What you are describing is considered a problem under flat organization theory.Like it or not, when you are publicly traded, the CEO answers to the board and shareholders and stock price is king. Innovation should be delegated to a team below you - and essentially that is how it works now with Ive as CDO. I think Cook is compared to Jobs only by their common title. I think a more appropriate question/dialogue would be what changed post Jobs with Ive? Did his design genius need Jobs in order to be successful? If so, perhaps he's received too much credit for his ubiquitous product designs?
https://en.wikipedia.org/wiki/Flat_organization
As for Ive, Apple products seem to still be designed like Apple products so I don't think pointing the finger at Ive matters.

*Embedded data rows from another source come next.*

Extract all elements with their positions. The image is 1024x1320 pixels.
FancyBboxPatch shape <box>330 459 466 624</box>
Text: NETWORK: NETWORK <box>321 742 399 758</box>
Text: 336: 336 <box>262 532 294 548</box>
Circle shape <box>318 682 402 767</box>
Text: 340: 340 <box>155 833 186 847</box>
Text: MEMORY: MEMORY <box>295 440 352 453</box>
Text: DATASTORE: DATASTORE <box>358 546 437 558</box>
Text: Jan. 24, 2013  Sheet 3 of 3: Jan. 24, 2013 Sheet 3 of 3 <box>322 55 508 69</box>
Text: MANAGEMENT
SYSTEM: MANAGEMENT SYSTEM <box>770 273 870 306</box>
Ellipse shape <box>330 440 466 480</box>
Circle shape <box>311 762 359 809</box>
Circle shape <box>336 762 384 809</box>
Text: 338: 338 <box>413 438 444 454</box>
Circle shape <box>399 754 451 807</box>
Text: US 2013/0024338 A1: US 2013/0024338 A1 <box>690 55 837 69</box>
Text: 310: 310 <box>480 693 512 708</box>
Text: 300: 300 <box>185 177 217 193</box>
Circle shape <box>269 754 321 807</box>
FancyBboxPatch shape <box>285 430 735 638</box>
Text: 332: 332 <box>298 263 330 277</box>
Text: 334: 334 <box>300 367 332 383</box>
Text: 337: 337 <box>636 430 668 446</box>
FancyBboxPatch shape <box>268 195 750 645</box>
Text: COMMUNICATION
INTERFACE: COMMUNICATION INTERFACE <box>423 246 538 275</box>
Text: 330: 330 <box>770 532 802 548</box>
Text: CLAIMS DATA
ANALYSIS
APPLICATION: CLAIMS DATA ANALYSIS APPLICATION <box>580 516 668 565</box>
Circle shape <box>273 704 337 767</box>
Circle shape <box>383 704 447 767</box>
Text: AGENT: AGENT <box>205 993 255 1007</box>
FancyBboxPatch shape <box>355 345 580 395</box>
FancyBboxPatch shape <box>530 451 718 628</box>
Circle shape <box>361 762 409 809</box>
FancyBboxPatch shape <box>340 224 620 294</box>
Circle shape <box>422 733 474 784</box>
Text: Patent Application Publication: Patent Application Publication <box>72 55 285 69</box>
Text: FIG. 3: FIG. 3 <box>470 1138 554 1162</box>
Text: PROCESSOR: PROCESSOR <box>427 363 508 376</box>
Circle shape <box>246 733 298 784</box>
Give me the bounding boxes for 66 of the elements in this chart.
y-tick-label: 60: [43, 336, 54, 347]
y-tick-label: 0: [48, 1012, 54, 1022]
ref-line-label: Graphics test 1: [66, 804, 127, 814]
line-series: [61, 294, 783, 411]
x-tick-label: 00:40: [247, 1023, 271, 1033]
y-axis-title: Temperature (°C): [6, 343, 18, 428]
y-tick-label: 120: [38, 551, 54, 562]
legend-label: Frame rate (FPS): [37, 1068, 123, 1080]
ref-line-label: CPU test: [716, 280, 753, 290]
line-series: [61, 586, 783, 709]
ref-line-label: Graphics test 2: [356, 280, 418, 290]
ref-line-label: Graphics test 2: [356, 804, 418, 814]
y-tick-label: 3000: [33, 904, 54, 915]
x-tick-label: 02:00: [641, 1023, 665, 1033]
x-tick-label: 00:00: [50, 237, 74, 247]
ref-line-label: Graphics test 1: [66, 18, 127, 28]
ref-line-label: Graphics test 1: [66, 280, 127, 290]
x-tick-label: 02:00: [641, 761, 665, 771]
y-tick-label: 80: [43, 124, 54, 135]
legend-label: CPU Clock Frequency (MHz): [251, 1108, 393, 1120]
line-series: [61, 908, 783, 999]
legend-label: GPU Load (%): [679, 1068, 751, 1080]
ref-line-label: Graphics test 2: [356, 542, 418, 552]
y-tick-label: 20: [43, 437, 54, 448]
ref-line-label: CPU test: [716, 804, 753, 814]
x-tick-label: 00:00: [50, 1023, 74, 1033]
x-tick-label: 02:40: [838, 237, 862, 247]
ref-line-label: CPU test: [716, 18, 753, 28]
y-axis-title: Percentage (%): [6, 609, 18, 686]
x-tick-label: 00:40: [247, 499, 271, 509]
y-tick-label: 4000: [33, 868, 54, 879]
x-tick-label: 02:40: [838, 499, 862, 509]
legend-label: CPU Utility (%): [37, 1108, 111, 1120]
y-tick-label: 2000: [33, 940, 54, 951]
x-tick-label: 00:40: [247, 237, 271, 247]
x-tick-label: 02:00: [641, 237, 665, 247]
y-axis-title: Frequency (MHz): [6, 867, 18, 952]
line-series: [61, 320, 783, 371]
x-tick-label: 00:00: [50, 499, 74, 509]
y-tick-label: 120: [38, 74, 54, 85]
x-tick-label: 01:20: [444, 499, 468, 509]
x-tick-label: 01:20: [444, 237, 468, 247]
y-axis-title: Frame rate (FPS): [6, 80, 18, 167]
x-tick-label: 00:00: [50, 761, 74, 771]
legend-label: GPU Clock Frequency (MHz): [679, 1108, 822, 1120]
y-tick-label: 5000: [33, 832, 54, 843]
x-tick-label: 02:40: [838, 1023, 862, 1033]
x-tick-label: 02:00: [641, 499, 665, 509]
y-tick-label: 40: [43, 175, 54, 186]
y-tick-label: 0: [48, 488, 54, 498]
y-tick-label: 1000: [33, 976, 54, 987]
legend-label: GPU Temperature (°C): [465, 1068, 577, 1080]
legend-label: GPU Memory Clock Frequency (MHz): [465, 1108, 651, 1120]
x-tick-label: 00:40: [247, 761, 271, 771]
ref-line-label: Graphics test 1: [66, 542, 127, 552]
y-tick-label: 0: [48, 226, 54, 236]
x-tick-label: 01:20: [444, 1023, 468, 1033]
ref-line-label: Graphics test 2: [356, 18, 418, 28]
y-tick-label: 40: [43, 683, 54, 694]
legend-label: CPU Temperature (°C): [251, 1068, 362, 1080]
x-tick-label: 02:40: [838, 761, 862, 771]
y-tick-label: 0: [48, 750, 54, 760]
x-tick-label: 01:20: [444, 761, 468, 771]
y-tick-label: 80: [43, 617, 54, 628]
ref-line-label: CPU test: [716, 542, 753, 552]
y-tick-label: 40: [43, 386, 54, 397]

The real problem is that after Jobs Tim Cook surrounded himself with a bunch of yes men and now products are designed by feature checklist. In other words they have abandoned the core Apple principles. Take a look at the Apple Watch OS and new Beats Music App. Both are unintuitive and difficult to use. And the Apple Watch is a 1000 dollar fashion timepiece mascaraing as consumer grade tech. I have no doubt if Jobs was alive he would have voted the project.
Lastly, on the topic of appeasing shareholders. Part of the reason Apple become so popular was that Steve Jobs didn't care about the shareholders and focused on great products and the irony of that was it inspired the shareholders. With Tim Cook he wanted to please the board by getting into the obvious dead wearables market and as a result the AW sales were disappointing and that actually cost them stock value.
As I said, you really need to watch the "Think Different" video because that mentality of yours is the reason we have a lot of issues with corporations today.